There’s actually a huge difference between the two contests, quite apart from the fact that a by-election’s ‘protest’ dynamic is always very different from a general election that’s about choosing a government. Malcolm Turnbull hadn’t just resigned his seat in a huff, after losing the prime ministership, but he’d ostentatiously refused to campaign for the Liberal candidate Dave Sharma. Turnbull’s son Alex openly supported the independent.

There has never been as much sympathy for Turnbull north of the harbour as south of it. And he’s worn out much of it with his post-Wentworth antics – such as backing an independent against health minister Greg Hunt – that seem anti-Liberal rather just anti-the conservative faction that’s supposed to have rolled him. Moreover Abbott is not a blow-in newbie but a long-serving local member who does surf patrols, shifts with the local fire brigade and raises millions of dollars for charity with his pollie pedal bike ride; as well as bringing massive benefits to his area such as the $150 million that the Howard government spent preserving the unspoilt headlands of Sydney Harbour.

Sure, Abbott’s part of the Abbott-Turnbull feud that’s cannibalised the current government the way the Rudd-Gillard feud cannibalised the previous one. But unlike Turnbull, Abbott sat quietly on the backbenches in the run up to the previous election, and had been happy to include his rival in the cabinet. Indeed, the six years of Abbott’s leadership were largely devoid of internal ideological divisions. The argument that Turnbull used against Abbott was not that he was too hard-line (he was actually supposed to have lost his economic narrative) but that the polls had turned against him.

Zali Steggall’s backers are playing up her supposedly Liberal credentials. Her grandmother, for instance, was a branch president in the Hunter region; and her husband is the son of a friend of John Howard. Yet her admission that she’d never voted for Tony Abbott meant that she’s never actually voted Liberal in her life at a federal election. Not only was the Howard government too right-wing for her but so was the Turnbull government. And on climate change, she’s so far left that she says Labor’s policy ‘doesn’t go far enough’. She’s denied being the GetUp! candidate, but key figures in her campaign were part of the Phelps campaign or were part of previous left-wing independent campaigns in Warringah.

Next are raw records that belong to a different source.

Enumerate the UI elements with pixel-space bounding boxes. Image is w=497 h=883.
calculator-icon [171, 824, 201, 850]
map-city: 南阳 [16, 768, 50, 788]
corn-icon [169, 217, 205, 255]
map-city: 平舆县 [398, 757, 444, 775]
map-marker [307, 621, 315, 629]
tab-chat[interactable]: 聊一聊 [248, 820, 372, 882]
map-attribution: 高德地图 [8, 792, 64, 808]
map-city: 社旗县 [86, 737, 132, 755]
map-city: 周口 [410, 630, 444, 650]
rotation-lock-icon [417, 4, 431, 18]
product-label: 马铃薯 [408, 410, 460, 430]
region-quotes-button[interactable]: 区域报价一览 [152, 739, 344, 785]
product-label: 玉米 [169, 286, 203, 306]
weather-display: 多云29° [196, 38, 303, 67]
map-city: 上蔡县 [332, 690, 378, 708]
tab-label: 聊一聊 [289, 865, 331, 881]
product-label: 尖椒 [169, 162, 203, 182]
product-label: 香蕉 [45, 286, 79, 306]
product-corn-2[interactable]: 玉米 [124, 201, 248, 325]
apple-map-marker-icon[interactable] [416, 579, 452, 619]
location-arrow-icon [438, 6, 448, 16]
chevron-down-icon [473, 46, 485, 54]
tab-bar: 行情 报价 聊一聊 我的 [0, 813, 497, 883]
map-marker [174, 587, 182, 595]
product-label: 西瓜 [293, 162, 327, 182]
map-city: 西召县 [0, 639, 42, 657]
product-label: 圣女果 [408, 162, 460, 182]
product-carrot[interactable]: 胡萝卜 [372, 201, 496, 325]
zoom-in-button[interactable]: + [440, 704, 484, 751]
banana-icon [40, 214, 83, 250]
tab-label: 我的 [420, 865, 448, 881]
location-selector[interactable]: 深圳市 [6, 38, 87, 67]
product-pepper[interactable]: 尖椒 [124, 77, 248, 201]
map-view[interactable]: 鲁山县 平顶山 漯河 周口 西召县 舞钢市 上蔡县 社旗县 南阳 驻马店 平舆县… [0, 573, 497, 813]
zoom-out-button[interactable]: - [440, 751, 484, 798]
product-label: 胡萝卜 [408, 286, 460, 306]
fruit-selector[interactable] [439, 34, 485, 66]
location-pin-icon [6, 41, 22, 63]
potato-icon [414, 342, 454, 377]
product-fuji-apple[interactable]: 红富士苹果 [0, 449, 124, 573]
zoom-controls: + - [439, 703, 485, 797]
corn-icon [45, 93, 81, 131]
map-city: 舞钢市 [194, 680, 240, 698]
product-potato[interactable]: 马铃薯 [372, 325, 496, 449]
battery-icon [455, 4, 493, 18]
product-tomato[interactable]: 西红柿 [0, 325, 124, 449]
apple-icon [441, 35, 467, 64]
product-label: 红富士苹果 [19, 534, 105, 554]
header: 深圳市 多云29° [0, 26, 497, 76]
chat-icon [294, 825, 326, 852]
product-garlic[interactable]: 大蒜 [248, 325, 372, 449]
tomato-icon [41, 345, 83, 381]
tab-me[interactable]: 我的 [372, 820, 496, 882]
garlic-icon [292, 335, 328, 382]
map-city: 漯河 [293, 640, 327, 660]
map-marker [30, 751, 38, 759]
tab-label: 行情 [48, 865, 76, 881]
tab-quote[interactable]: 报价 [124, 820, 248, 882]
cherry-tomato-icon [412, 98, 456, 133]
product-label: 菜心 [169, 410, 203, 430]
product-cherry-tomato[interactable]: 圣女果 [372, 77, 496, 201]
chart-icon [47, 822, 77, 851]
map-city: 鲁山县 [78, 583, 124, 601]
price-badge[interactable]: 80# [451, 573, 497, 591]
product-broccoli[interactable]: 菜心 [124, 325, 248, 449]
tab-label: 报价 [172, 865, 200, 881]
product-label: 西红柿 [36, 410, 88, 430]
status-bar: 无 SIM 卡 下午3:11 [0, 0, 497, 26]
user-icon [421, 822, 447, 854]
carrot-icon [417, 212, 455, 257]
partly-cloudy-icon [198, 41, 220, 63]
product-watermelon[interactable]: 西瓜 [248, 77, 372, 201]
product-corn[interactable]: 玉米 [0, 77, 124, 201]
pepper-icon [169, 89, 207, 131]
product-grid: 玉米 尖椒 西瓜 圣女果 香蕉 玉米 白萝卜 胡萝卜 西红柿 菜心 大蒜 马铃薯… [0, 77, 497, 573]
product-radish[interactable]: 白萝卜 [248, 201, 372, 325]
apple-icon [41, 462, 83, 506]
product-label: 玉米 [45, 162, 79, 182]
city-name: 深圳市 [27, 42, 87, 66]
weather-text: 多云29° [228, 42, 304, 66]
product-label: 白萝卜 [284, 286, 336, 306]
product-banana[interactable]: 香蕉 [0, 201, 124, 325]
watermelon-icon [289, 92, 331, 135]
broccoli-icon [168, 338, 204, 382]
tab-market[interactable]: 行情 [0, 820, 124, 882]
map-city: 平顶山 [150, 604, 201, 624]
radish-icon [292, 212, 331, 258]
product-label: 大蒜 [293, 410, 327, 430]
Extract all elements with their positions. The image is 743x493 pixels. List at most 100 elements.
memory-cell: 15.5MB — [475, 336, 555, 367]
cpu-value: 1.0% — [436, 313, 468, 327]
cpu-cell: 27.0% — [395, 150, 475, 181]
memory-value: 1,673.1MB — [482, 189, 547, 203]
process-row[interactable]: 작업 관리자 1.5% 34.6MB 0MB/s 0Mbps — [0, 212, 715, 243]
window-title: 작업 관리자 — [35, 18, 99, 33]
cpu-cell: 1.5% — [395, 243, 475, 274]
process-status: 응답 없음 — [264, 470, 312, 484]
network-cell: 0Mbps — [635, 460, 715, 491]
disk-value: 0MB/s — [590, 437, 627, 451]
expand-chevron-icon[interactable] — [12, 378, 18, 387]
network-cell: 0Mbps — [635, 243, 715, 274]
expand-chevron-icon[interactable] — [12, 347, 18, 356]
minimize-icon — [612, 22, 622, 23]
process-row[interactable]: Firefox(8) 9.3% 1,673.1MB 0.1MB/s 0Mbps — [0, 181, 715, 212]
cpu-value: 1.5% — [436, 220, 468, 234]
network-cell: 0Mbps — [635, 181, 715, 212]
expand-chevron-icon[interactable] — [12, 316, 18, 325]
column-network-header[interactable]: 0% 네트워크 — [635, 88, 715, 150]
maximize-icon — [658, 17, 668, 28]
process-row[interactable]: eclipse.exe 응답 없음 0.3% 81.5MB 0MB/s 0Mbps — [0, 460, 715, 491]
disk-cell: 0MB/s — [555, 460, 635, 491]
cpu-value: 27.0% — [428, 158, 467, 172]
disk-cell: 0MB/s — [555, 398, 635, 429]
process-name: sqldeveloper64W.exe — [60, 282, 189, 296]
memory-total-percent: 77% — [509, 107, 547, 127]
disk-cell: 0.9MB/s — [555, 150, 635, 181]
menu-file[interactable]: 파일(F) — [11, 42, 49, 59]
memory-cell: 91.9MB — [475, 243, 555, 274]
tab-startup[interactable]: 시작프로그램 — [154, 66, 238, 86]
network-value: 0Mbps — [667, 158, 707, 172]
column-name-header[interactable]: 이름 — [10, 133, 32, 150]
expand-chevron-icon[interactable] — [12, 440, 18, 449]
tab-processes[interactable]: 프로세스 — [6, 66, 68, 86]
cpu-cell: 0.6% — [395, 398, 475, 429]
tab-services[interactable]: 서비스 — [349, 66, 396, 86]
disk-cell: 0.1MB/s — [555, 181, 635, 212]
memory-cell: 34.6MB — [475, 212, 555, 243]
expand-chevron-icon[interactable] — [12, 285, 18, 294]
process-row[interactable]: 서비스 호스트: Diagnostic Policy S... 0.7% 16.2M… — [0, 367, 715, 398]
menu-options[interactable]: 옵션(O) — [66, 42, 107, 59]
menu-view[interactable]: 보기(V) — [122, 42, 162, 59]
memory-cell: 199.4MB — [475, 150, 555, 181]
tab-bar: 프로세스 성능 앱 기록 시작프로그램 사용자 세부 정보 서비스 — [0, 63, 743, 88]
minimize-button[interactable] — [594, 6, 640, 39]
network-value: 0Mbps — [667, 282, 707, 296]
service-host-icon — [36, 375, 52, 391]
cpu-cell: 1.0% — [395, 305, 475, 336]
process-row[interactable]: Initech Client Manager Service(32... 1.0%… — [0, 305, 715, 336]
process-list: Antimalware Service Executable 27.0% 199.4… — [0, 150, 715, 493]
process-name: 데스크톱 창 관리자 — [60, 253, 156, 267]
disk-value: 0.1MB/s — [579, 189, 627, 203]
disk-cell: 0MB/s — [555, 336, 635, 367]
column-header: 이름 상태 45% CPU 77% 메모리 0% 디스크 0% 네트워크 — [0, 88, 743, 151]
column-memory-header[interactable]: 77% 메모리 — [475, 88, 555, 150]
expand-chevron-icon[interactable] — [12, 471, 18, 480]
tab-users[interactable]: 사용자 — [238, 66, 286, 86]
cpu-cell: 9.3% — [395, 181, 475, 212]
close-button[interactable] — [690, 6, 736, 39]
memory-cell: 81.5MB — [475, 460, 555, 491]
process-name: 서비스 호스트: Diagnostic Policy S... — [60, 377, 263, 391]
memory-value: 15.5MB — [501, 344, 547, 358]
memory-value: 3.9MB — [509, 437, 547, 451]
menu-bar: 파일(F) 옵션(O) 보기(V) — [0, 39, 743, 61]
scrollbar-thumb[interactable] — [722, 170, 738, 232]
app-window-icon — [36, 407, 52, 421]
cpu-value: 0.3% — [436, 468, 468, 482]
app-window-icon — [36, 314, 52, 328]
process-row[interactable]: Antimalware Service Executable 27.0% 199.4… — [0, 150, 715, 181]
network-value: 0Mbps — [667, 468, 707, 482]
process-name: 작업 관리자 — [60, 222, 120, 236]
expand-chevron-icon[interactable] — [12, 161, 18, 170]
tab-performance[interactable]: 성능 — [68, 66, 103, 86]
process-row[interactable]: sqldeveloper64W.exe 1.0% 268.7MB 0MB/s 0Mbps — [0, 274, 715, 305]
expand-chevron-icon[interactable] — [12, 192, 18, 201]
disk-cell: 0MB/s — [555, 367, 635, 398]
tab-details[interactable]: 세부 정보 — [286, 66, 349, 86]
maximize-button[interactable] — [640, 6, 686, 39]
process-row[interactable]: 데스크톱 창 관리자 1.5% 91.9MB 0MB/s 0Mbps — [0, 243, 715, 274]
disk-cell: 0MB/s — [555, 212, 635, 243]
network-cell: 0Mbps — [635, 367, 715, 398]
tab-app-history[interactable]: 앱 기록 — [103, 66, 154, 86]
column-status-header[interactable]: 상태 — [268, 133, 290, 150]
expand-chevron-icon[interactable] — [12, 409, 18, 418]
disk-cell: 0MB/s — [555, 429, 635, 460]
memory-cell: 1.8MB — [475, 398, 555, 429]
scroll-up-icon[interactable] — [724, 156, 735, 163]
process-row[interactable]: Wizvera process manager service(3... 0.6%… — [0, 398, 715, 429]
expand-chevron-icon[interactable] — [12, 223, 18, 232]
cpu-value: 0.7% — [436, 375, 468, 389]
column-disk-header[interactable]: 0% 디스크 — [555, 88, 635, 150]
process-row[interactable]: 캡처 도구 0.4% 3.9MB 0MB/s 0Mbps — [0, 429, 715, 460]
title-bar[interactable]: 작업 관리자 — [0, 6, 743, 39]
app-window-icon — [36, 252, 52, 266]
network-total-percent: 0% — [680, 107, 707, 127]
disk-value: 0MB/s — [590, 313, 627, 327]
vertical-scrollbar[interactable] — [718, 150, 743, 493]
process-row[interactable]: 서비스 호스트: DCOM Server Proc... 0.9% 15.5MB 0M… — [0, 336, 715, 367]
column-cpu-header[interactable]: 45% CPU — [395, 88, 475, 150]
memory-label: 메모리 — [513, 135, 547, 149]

Years of calumny from internal rivals have certainly damaged Abbott’s reputation. Yet bringing the Liberals back to government in just two terms, stopping the boats, and having a go at long-term structural economic reform in the 2014 budget are historic achievements.  By any criteria, Abbott is a formidable political warrior and his ousting would be a devastating blow to the conservative side of politics. Who else, other than Josh Frydenberg, would be left to rebuild the Liberals in the event of an election defeat, with Scott Morrison discredited, Julie Bishop mistrusted and Peter Dutton likely gone too?

Abbott knows the stakes are high and has declared that Warringah is now a marginal seat. While the independents are trying to make it a referendum on climate change, Abbott argues that the Warringah election is about the government you want: not one that hits you with more tax and thinks that the northern beaches road tunnel should be scrapped.